"I have looked at that hand," declared Ganimard, going up to the corpse, "and, as you can see for yourselves, there is only a plain gold ring."
"Look inside the palm," said the servant.
Ganimard unfolded the clenched fingers. The bezel was turned inward and, contained within the bezel, glittered the blue diamond.
"The devil!" muttered Ganimard, absolutely nonplussed. "This is beyond me!"
"And I hope that you will now give up suspecting that unfortunate Arsène Lupin?" said M. Dudouis, with a grin.
Ganimard took his time, reflected and retorted, in a sententious tone:
"It is just when a thing gets beyond me that I suspect Arsène Lupin most."

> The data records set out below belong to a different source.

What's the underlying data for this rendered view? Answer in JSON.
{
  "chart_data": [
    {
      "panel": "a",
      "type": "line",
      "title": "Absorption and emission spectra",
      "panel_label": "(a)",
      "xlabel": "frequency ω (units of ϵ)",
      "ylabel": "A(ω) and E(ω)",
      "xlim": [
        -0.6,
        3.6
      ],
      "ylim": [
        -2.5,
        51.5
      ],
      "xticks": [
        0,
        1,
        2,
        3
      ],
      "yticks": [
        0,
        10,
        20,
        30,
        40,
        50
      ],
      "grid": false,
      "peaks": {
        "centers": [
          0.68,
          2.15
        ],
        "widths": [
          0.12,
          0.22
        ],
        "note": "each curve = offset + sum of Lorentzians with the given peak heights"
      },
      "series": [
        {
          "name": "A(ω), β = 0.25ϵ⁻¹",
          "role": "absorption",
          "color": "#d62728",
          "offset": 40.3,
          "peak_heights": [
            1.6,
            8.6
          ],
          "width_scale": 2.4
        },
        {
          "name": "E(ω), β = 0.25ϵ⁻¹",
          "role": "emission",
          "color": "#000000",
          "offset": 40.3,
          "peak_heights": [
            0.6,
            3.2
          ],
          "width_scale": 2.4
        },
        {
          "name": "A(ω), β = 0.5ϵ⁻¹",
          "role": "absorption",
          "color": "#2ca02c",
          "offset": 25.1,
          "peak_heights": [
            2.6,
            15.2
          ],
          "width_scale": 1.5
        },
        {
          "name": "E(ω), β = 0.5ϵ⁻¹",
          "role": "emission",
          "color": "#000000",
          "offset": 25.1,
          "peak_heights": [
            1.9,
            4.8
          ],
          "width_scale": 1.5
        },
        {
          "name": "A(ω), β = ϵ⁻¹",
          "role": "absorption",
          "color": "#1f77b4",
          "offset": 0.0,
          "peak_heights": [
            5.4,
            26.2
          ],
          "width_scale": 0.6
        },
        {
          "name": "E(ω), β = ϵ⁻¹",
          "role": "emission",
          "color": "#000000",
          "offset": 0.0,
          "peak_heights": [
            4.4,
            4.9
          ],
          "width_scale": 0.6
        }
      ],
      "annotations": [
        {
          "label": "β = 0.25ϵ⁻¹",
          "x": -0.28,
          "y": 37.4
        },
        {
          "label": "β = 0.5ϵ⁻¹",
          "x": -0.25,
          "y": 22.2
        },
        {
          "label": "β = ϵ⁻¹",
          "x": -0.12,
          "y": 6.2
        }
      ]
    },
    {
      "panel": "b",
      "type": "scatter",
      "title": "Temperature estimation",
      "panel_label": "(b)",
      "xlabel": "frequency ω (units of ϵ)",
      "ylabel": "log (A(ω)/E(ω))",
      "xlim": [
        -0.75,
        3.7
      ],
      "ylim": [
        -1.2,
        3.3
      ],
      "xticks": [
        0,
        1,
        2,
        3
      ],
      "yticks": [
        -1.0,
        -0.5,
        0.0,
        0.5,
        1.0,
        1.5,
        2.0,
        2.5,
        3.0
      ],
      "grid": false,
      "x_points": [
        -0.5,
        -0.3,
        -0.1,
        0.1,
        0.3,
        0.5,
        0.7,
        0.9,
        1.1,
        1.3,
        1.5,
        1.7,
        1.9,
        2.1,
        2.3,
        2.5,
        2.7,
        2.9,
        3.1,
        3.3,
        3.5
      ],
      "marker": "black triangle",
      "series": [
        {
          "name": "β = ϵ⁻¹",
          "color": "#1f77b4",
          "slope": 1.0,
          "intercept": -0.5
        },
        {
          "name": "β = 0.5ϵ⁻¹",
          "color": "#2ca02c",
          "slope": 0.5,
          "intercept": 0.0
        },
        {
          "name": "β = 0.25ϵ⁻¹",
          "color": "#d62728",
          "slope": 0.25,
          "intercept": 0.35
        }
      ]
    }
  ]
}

These were the first discoveries effected by the police on the day following upon that strange murder, vague, inconsistent discoveries to which the subsequent inquiry imparted neither consistency nor certainty. The movements of Antoinette Bréhat remained as absolutely inexplicable as those of the blonde lady, nor was any light thrown upon the identity of that mysterious creature with the golden hair who had killed Baron d'Hautrec without taking from his finger the fabulous diamond from the royal crown of France.
Moreover and especially, the curiosity which it inspired raised the murder above the level of a sordid crime to that of a mighty, if heinous trespass, the mystery of which irritated the public mind.